Pet Behaviour Consultant

Job Description:

Pet behaviour consultants help pet owners deal with animal behaviour problems.

Job Category:
Agriculture, Forestry & Fishing

What you will do:

On a typical day you might:

  • take referrals from vets
  • hold consultations in your own centre or in owners’ homes
  • talk to owners and observe their animals
  • investigate the nature of the problems and likely causes
  • create a training plan for individual animals
  • check the animal’s progress
  • keep up to date with animal welfare regulations


You’ll need:

  • knowledge of animal psychology
  • the ability teach pet owners new training and pet management techniques
  • to be able to carry out basic tasks on a computer or hand-held device

As well as:

  • excellent verbal communication skills
  • the ability to work on your own (drive)
  • to be thorough and pay attention to detail (organisational skills)
  • customer service skills
  • the ability to accept criticism and work well under pressure
  • the ability to work well with others (teamwork skills)
Illustration of employee looking at workspace

Entry Requirements:

While there are no specific subjects that are strictly required for this role, having a strong foundation in certain subjects can be beneficial for understanding animal behaviour, communication, and psychology. Here are some subjects that could be helpful:

  1. Biology: A basic understanding of animal biology and physiology can provide insights into how animals’ bodies and systems work, which can influence their behaviour.
  2. Psychology: Knowledge of basic psychology principles can help you understand animal behaviour and the psychological factors that influence it.
  3. Science: General science knowledge can provide a basis for understanding research methods, experimental design, and evidence-based practices in animal behaviour consulting.
  4. Mathematics: Basic math skills can be helpful for data analysis and interpreting research findings.
  5. English: Effective communication skills, both written and verbal, are crucial for interacting with pet owners, documenting observations, and providing recommendations.

Post School

You can get into this job through:

  • a university course
  • a college course
  • an apprenticeship
  • working towards this role
  • applying directly
  • specialised training with a professional body


You could take a degree that includes the study of animal behaviour, though it is not essential. Relevant courses include:

  • animal behaviour and welfare
  • animal management
  • zoology with animal behaviour

If you want to become a member of a recognised professional or industry body you should check their preferred degree subject requirements.

As well as your degree you would also need knowledge of different types of animals and animal breeds, and some experience of animal handling and training.

Postgraduate qualifications in subjects like animal welfare and behaviour or applied animal behaviour and welfare are also available.


You could take a course at college that would give you some of the skills and knowledge to start in an animal care role and work towards further qualifications in animal behaviour.

In the UK, for example, courses include:

  • Certificate in Animal Care – Companion Animals
  • Award in Practical Animal Care Skills
  • Diploma in Canine Welfare, Training and Behaviour

Entry requirements for these courses vary.


You could gain some of the skills and knowledge needed for this job through an animal trainer higher apprenticeship.

With experience you may be able to take further training to become an animal behaviour consultant.
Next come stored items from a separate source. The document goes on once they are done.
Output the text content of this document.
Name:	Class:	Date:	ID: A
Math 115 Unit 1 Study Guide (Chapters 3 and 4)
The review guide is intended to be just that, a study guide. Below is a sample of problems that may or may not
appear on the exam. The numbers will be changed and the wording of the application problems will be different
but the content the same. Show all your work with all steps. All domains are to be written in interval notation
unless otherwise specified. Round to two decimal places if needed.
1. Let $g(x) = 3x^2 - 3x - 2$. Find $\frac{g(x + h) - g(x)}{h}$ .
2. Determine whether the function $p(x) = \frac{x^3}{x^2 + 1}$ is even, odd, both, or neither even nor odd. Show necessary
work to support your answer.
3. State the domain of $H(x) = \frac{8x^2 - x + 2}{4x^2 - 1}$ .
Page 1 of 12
You could start out as an animal care assistant in:

  • a dog kennels
  • a vet’s practice
  • an animal rescue centre

With experience and the support of your employer, you may be able to train on the job to become a pet behaviour consultant.


Voluntary work with an animal welfare organisation, veterinary surgery or a pet rescue centre can be a useful way to get experience.

Other Routes

You can find specialist courses on animal behaviour with animal welfare and training organisations. It may help to work towards national standards or membership of a professional body.
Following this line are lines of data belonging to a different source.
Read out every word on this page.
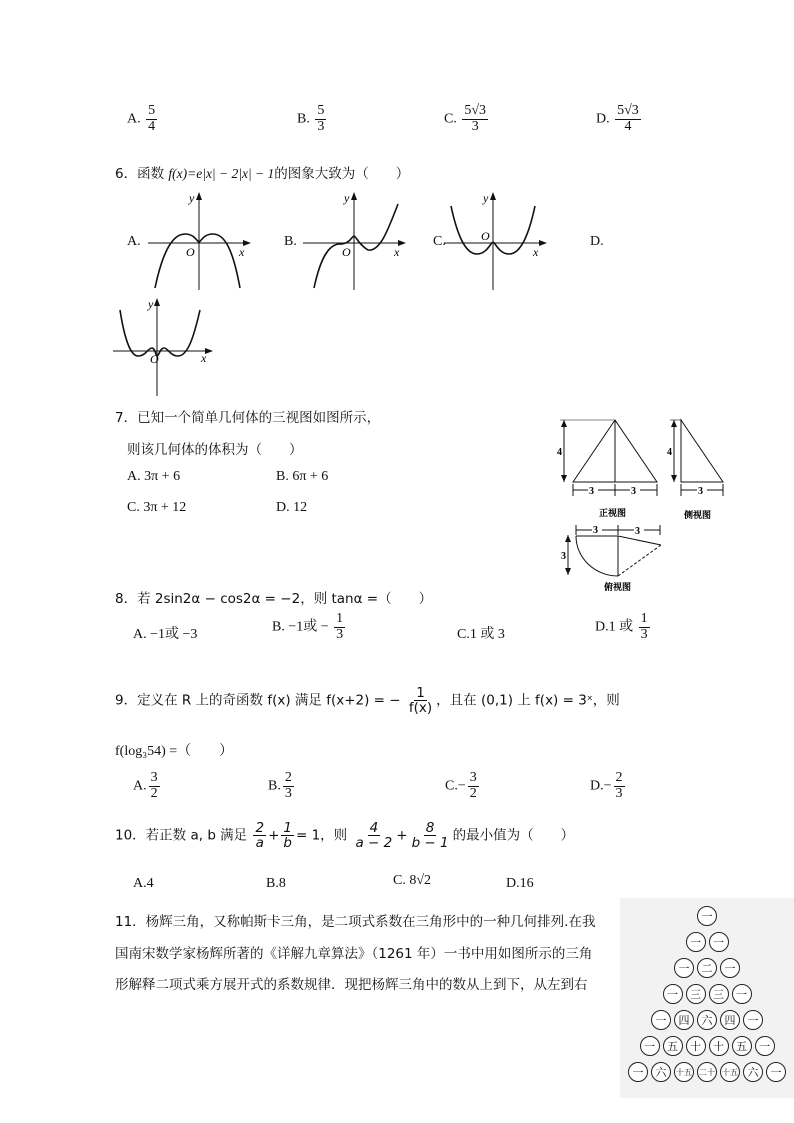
A. $\frac{5}{4}$	B. $\frac{5}{3}$	C. $\frac{5√3}{3}$	D. $\frac{5√3}{4}$
6．函数 f(x)=e|x| − 2|x| − 1的图象大致为（　　）
A.
y
x
O
B.
y
x
O
C.
y
x
O	D.
y
x
O
7．已知一个简单几何体的三视图如图所示，
则该几何体的体积为（　　）
A. 3π + 6	B. 6π + 6
C. 3π + 12	D. 12
4
3	3
正视图
4
3
侧视图
3	3
3
俯视图
8．若 2sin2α − cos2α = −2，则 tanα =（　　）
A. −1或 −3
B. −1或 − $\frac{1}{3}$	C.1 或 3
D.1 或 $\frac{1}{3}$
9．定义在 R 上的奇函数 f(x) 满足 f(x+2) = − $\frac{1}{f(x)}$ ，且在 (0,1) 上 f(x) = 3ˣ，则
f(log₃54) =（　　）
A. $\frac{3}{2}$	B. $\frac{2}{3}$	$C.- \frac{3}{2}$	$D.- \frac{2}{3}$
10．若正数 a, b 满足 $\frac{2}{a} + \frac{1}{b} = 1$，则 $\frac{4}{a - 2} + \frac{8}{b - 1}$ 的最小值为（　　）
A.4	B.8	C. 8√2	D.16
11．杨辉三角，又称帕斯卡三角，是二项式系数在三角形中的一种几何排列.在我
国南宋数学家杨辉所著的《详解九章算法》（1261 年）一书中用如图所示的三角
形解释二项式乘方展开式的系数规律．现把杨辉三角中的数从上到下，从左到右
一
一	一
一	二	一
一	三	三	一
一	四	六	四	一
一	五	十	十	五	一
一	六	十五 二十 十五 六	一
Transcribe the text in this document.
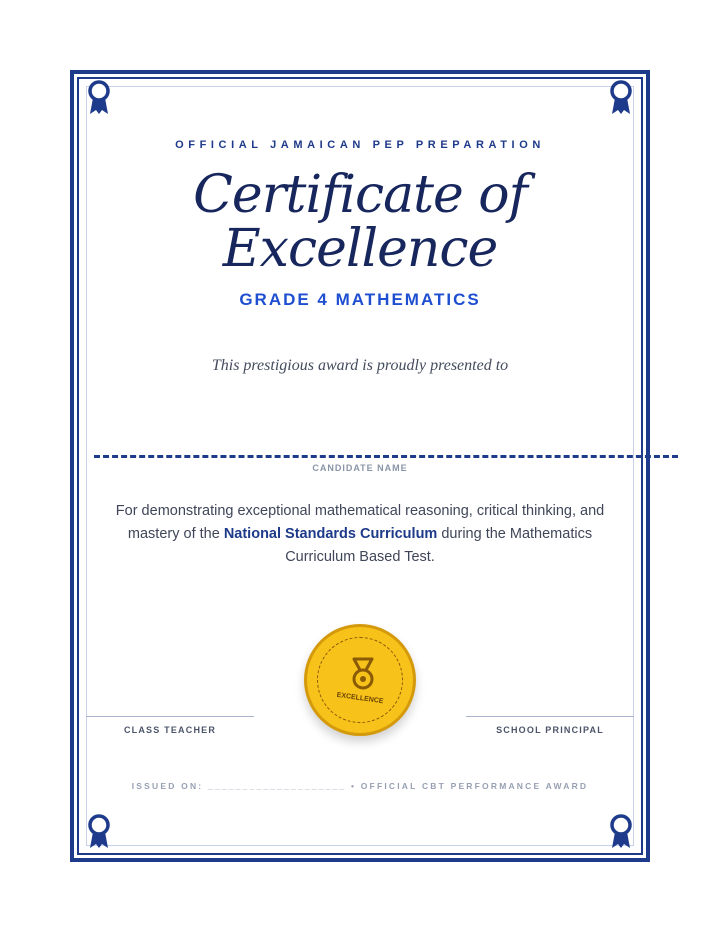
OFFICIAL JAMAICAN PEP PREPARATION
Certificate of
Excellence
GRADE 4 MATHEMATICS
This prestigious award is proudly presented to
CANDIDATE NAME
For demonstrating exceptional mathematical reasoning, critical thinking, and mastery of the National Standards Curriculum during the Mathematics Curriculum Based Test.
CLASS TEACHER	SCHOOL PRINCIPAL
EXCELLENCE
ISSUED ON: ____________________ • OFFICIAL CBT PERFORMANCE AWARD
Working Hours and Environment:

A typical week consists of 37-39 hours of work. You could be required to work evenings/weekends as per the customers demand.
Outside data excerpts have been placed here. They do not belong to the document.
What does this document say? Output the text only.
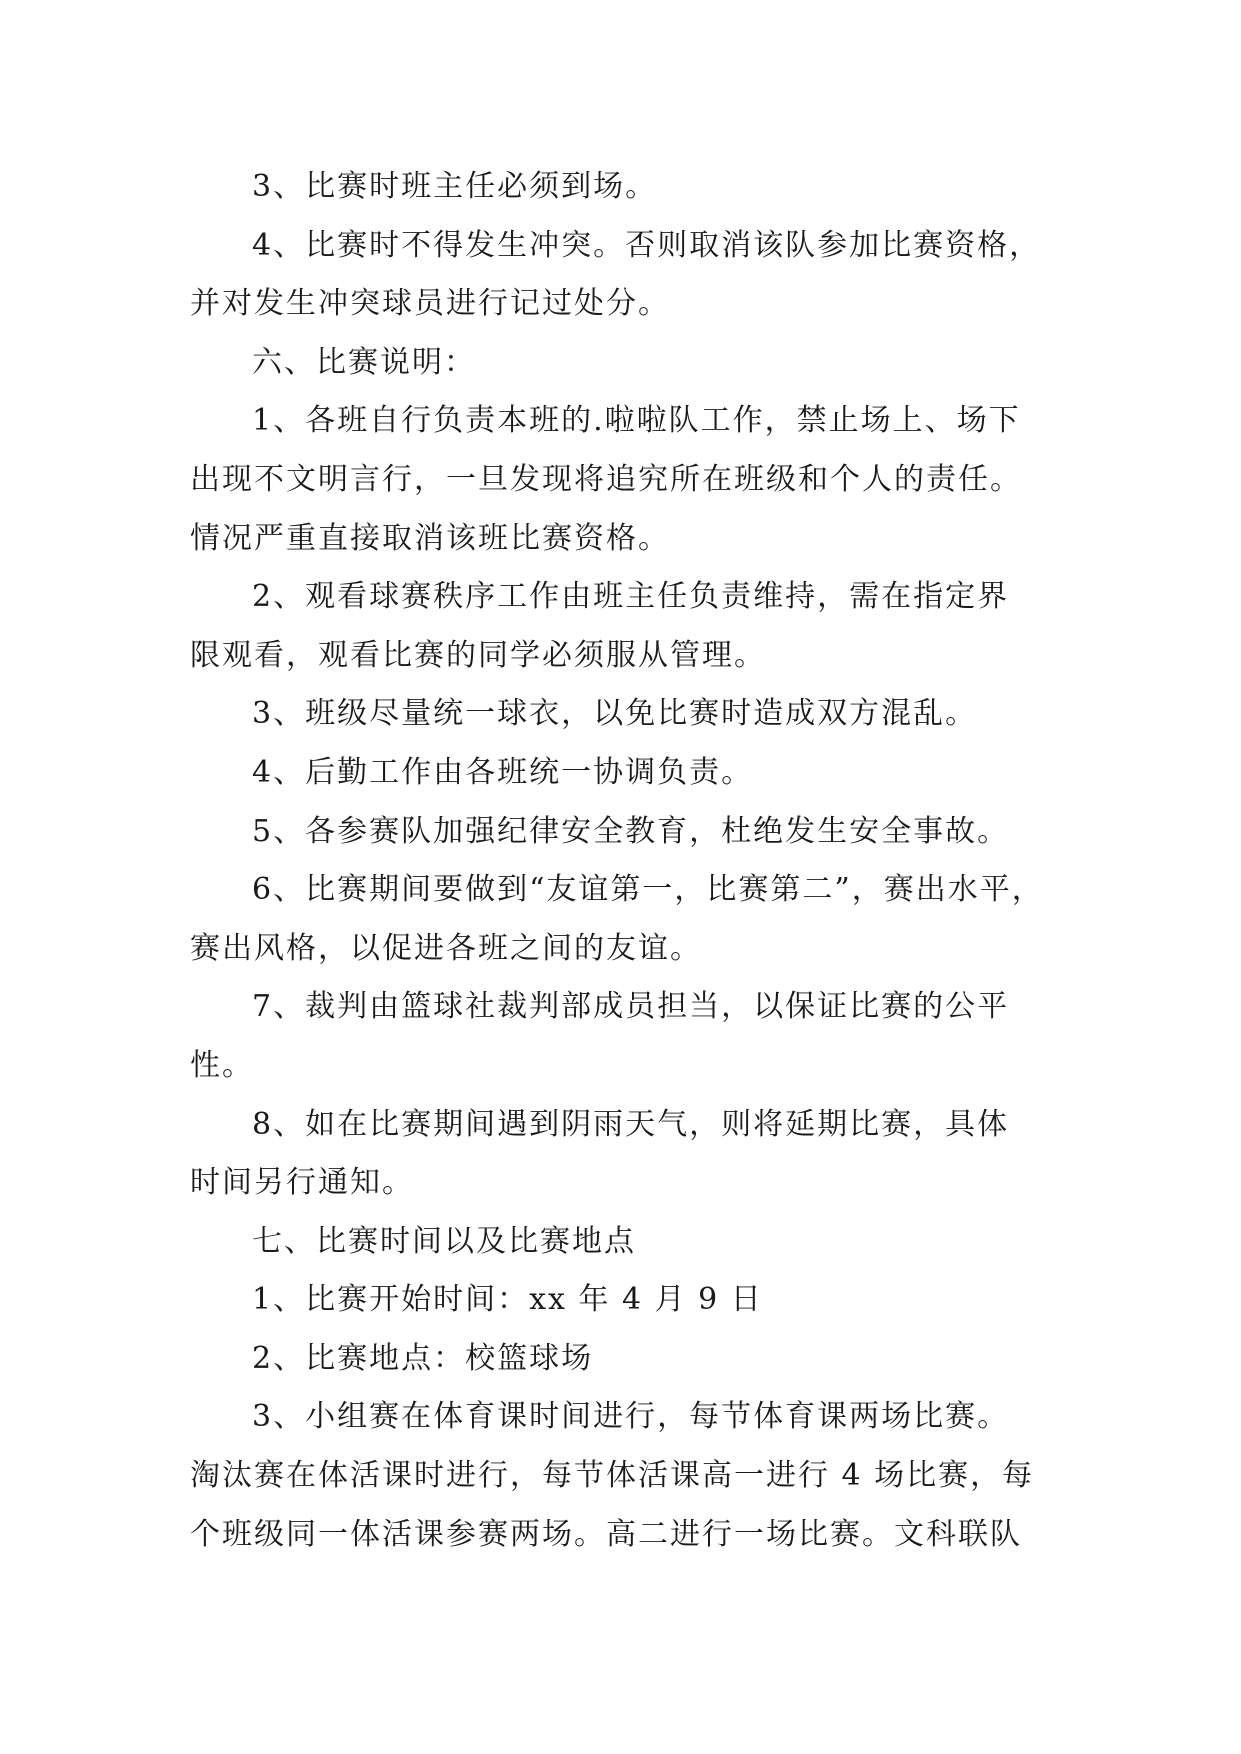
3、比赛时班主任必须到场。

4、比赛时不得发生冲突。否则取消该队参加比赛资格，
并对发生冲突球员进行记过处分。

六、比赛说明：

1、各班自行负责本班的.啦啦队工作，禁止场上、场下
出现不文明言行，一旦发现将追究所在班级和个人的责任。
情况严重直接取消该班比赛资格。

2、观看球赛秩序工作由班主任负责维持，需在指定界
限观看，观看比赛的同学必须服从管理。

3、班级尽量统一球衣，以免比赛时造成双方混乱。

4、后勤工作由各班统一协调负责。

5、各参赛队加强纪律安全教育，杜绝发生安全事故。

6、比赛期间要做到“友谊第一，比赛第二”，赛出水平，
赛出风格，以促进各班之间的友谊。

7、裁判由篮球社裁判部成员担当，以保证比赛的公平
性。

8、如在比赛期间遇到阴雨天气，则将延期比赛，具体
时间另行通知。

七、比赛时间以及比赛地点

1、比赛开始时间：xx 年 4 月 9 日

2、比赛地点：校篮球场

3、小组赛在体育课时间进行，每节体育课两场比赛。
淘汰赛在体活课时进行，每节体活课高一进行 4 场比赛，每
个班级同一体活课参赛两场。高二进行一场比赛。文科联队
You could work at a client’s home, in a therapy clinic or at a veterinary practice. Your working environment may be outdoors some of the time and you’ll travel often.

Career Path & Progression:

With qualifications and experience you can apply to the Association for the Study of Animal Behaviour for Certified Clinical Animal Behaviourist status. This will allow you entry onto the Register of Certified Clinical Animal Behaviourists.

You could set up your own practice, move into teaching, or work in animal behaviour research.